Lee emphasized the importance of building a rapport with patients, especially when engaging with Hispanic and Black patients, who may have mistrust. “There are histories of exploitation in clinical research. There is mistrust for very valid reasons, so what we needed to start with is really deep listening to understand what was presenting a barrier and to understand what we could offer,” Lee said.

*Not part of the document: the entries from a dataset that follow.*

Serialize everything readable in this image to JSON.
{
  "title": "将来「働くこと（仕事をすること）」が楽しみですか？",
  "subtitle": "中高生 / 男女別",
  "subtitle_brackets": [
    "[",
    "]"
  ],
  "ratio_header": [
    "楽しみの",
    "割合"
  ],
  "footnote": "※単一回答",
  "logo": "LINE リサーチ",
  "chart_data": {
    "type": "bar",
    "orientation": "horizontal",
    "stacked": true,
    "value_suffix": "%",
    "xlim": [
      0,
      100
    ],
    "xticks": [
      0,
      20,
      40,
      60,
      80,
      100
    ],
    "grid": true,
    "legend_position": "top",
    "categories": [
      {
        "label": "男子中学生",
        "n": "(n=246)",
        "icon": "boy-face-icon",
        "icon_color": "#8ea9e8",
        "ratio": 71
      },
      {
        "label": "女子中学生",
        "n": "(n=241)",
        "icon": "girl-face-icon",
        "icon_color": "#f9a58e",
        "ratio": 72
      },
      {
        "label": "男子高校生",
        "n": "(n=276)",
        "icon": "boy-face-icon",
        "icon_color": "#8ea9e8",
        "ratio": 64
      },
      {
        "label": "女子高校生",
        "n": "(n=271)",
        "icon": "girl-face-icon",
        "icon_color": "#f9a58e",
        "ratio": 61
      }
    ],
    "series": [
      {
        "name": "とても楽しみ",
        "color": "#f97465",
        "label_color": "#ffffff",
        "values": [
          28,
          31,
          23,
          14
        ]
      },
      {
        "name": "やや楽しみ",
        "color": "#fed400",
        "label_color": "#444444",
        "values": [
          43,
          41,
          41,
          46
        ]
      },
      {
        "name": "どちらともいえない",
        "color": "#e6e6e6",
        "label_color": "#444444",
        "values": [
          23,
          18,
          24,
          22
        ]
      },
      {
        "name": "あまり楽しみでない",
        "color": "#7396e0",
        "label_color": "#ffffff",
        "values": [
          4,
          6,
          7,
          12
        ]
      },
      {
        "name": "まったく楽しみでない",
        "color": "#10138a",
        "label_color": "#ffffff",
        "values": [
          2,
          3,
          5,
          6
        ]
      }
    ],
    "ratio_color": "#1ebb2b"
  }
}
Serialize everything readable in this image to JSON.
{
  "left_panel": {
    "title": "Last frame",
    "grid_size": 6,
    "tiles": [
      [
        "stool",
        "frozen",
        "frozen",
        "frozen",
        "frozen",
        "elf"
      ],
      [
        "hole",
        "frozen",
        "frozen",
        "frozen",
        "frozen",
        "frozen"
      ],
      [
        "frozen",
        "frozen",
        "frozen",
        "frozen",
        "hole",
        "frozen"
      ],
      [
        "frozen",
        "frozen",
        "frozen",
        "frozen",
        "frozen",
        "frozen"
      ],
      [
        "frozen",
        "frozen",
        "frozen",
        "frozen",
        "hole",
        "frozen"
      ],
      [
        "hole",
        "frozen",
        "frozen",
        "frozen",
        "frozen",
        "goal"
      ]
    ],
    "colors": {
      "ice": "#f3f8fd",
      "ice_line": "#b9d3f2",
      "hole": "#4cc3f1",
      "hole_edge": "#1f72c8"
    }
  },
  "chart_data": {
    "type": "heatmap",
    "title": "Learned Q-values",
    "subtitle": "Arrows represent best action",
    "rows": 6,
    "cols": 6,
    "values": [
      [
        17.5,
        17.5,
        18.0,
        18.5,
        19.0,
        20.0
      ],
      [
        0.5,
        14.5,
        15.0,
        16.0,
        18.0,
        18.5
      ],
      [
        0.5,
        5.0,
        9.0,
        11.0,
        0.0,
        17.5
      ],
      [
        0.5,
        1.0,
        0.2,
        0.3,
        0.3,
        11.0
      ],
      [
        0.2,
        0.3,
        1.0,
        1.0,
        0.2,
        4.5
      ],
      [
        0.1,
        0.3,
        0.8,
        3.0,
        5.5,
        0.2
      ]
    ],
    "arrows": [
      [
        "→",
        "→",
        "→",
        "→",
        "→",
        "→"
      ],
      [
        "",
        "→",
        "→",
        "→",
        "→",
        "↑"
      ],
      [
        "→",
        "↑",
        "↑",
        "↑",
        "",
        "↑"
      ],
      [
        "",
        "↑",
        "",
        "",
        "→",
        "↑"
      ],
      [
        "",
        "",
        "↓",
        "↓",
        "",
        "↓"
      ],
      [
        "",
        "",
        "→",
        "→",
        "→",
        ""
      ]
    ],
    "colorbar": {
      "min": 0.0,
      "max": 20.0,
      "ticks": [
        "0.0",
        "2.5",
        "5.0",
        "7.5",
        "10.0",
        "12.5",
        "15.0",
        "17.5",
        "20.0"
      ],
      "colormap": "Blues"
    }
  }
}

“It is really critical that we understand how the drugs that we are developing will impact the patients that will receive it,” said Adora Ndu, PharmD, JD, chief regulatory affairs officer at BridgeBio Pharma. “We know that our treatments are broadly marketed. We know that they are not being targeted at a sliver of a demographic population. So we really have the accountability to think through approaches to increase diversity within our clinical trials.”
Researchers should collaborate with advocacy groups in their efforts early on in the process to ensure adequate time for building relationships, Dr. Lee said. These partnerships should be based on respect, accountability, and transparency; this ensures that advocacy groups feel comfortable working with investigators on future research efforts, she concluded.
The conference drew a crowd that consisted of clinicians, global patient advocacy coalition leadership, and top pharmaceutical company executives.
Strategies for enhancing diversity, equity, and inclusion in rare disease research. Presented at: National Organization for Rare Disorders’ Rare Disease and Orphan Products Breakthrough Summit; October 17, 2022; Washington, DC.